As we know, the internet is like a giant web that connects different machines to one another. These are mainly computers, servers, or other devices with internet access. But the question is: how exactly does information get from one computer to another? And more importantly, how can we trust that its transit is secure and won’t be interrupted?
Some information needs to be absolutely secure, while other information just needs to be broadcast — it’s not necessary that it reaches a specific person. For example, take email. Email must be secure because it’s used for things like court evidence, proprietary business documents, and other sensitive communication.
Now contrast that with livestreaming. Livestreaming is just a broadcast — there’s no need for anyone in particular to receive the data, or for it to arrive neatly and completely.
There are many other cases, but we’ll focus on these two: secure communication and general broadcasting — and the two protocols most commonly associated with them: TCP and UDP.
TCP
TCP stands for Transmission Control Protocol, and it’s used for secure, reliable data transfers. This reliability means making sure the data gets to the specific destination, in the correct order, and waiting to resend any missing parts if something goes wrong along the way.
Let’s break down how this actually works.
The Three-Way Handshake
To ensure both sides are ready, TCP uses a process called the three-way handshake between the client and the server:
1. SYN – your computer (the client) says, “Hey, are you there?”
2. SYN-ACK – the other computer (the server) replies, “Yes, are you ready?”
3. ACK – your computer responds, “Yes, let’s do this!”
Once that connection is established, TCP breaks the data into smaller chunks called segments and numbers them. Each segment is sent one by one, and the sender waits for an ACK (acknowledgment) that it arrived before sending the next. If a segment gets lost, it’s resent before continuing.
It’s like:
“Page 1, got it? Yes. Page 2? Yes. Page 3? Didn’t get it — resend!”
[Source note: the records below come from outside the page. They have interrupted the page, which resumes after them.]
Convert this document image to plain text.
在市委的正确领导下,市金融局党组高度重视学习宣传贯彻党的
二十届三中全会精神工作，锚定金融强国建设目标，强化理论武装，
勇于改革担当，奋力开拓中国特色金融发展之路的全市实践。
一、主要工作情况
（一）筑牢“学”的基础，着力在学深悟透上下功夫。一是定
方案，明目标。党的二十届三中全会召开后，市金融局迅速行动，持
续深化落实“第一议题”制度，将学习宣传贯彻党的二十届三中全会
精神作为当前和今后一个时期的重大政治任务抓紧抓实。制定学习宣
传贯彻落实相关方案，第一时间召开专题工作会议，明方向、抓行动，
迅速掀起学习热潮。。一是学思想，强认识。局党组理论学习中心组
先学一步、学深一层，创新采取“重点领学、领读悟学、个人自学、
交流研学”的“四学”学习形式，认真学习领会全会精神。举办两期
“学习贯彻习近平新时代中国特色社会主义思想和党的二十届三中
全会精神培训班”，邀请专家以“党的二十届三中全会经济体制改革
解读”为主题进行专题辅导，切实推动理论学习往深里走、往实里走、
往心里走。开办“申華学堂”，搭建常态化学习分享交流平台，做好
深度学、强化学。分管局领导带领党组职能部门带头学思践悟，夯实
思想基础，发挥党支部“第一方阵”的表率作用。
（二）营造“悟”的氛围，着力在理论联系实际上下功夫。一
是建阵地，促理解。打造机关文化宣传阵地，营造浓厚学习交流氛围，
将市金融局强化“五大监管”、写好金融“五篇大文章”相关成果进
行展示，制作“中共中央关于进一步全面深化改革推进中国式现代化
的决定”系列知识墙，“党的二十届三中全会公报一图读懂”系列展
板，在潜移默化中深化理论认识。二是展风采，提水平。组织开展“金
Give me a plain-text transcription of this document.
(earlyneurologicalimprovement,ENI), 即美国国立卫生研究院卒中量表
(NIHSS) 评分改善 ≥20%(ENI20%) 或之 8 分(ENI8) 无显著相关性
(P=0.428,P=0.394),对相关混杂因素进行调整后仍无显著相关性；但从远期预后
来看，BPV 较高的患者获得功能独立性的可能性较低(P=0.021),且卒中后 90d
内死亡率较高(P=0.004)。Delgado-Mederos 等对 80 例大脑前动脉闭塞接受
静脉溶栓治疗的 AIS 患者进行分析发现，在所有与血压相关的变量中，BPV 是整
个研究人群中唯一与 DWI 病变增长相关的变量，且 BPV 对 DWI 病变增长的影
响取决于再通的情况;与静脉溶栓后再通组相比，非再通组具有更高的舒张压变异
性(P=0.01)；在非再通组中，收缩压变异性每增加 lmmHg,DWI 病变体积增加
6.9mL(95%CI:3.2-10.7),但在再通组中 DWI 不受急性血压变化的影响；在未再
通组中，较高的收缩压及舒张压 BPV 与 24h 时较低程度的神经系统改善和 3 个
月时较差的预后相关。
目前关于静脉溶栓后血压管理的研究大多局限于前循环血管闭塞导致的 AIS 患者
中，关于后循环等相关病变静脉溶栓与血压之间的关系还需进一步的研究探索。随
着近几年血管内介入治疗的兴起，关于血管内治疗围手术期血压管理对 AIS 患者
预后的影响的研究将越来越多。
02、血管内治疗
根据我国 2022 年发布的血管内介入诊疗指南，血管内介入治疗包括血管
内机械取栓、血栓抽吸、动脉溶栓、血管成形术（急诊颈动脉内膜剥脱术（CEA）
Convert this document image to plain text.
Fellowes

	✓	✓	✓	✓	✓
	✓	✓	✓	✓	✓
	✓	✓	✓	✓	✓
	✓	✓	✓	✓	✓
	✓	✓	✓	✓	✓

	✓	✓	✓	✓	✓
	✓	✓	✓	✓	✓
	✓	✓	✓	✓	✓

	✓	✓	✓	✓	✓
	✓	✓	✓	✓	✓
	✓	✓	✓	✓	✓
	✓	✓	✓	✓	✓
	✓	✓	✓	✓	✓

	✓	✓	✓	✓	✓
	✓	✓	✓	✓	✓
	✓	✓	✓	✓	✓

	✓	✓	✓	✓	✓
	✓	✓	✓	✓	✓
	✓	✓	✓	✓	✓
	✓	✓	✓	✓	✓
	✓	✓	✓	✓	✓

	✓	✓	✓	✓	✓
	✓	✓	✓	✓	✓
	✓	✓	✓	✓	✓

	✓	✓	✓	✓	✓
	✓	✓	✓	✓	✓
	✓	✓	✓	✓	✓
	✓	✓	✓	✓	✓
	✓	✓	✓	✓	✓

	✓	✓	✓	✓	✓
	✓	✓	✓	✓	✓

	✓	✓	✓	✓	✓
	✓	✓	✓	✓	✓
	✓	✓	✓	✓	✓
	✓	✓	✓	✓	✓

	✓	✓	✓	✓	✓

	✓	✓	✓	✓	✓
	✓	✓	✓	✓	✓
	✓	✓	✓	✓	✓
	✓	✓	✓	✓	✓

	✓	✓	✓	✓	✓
TCP is ideal when accuracy matters more than speed, like:
- Loading a webpage
- Sending emails
- Downloading files
But what if speed matters more?
UDP
For things like online gaming, livestreaming, and Zoom calls, we want the lowest possible latency to make the experience smooth and real-time. Using TCP in these situations causes too much lag, because it introduces extra steps and waiting — every segment must arrive and be acknowledged before continuing, and that’s just not efficient for fast-paced communication.
This is where UDP comes in. UDP stands for User Datagram Protocol — not that the word “datagram” helps explain much. I still don’t really know what it means. But what matters is that UDP works very differently from TCP.
Fire and Forget
With UDP, you just send the data and don’t wait around. There’s:
- No connection setup
- No acknowledgments
- No resending of dropped packets
You fire the data off and forget about it. The priority is speed — even if that means dropping some information along the way.
Of course, this comes with tradeoffs. You might get weird lag or missing frames in a video call or game, but that’s acceptable for the sake of responsiveness. That’s the cost of speed, and it’s often worth it.
Their Use in Cybersecurity
Now that we know what these protocols are, how are they actually used — or exploited — in hacking?
Ports
Every TCP or UDP connection uses a port number. Think of it like a mailing address — it tells the operating system which service the incoming packet is meant for.
Hackers will often scan all ports on a machine to see which ones are open. If they find one, they’ll try to figure out what service is running behind it, and whether that service has any known vulnerabilities.
When you connect to an open port, it might return a small message called a banner, which can give away the service and version number.
Example:
nc target.com 22
Might return:
SSH-2.0-OpenSSH_7.2p2 Ubuntu-4ubuntu2.10
Now the attacker can look up known vulnerabilities by searching something like:
OpenSSH 7.2p2 CVE
(CVE = Common Vulnerabilities and Exposures)
A more precise way to fingerprint services is with version scanning, using tools like nmap.
Example:
nmap -sV target.com
This might return:
22/tcp open ssh OpenSSH 7.2p2
80/tcp open http Apache httpd 2.4.18 ((Ubuntu))
Now that we know the version number of OpenSSH and Apache, an attacker can check whether those versions are out of date — and if there are any known exploits available to take advantage of them.
These exploits can do a variety of things depending on the attacker’s goals. They might:
- Use it as a foothold for initial access
- Crash or freeze the service
- Leak sensitive data
- Bypass authentication
Most of the time, it’s just the beginning — the first step in a larger attack chain.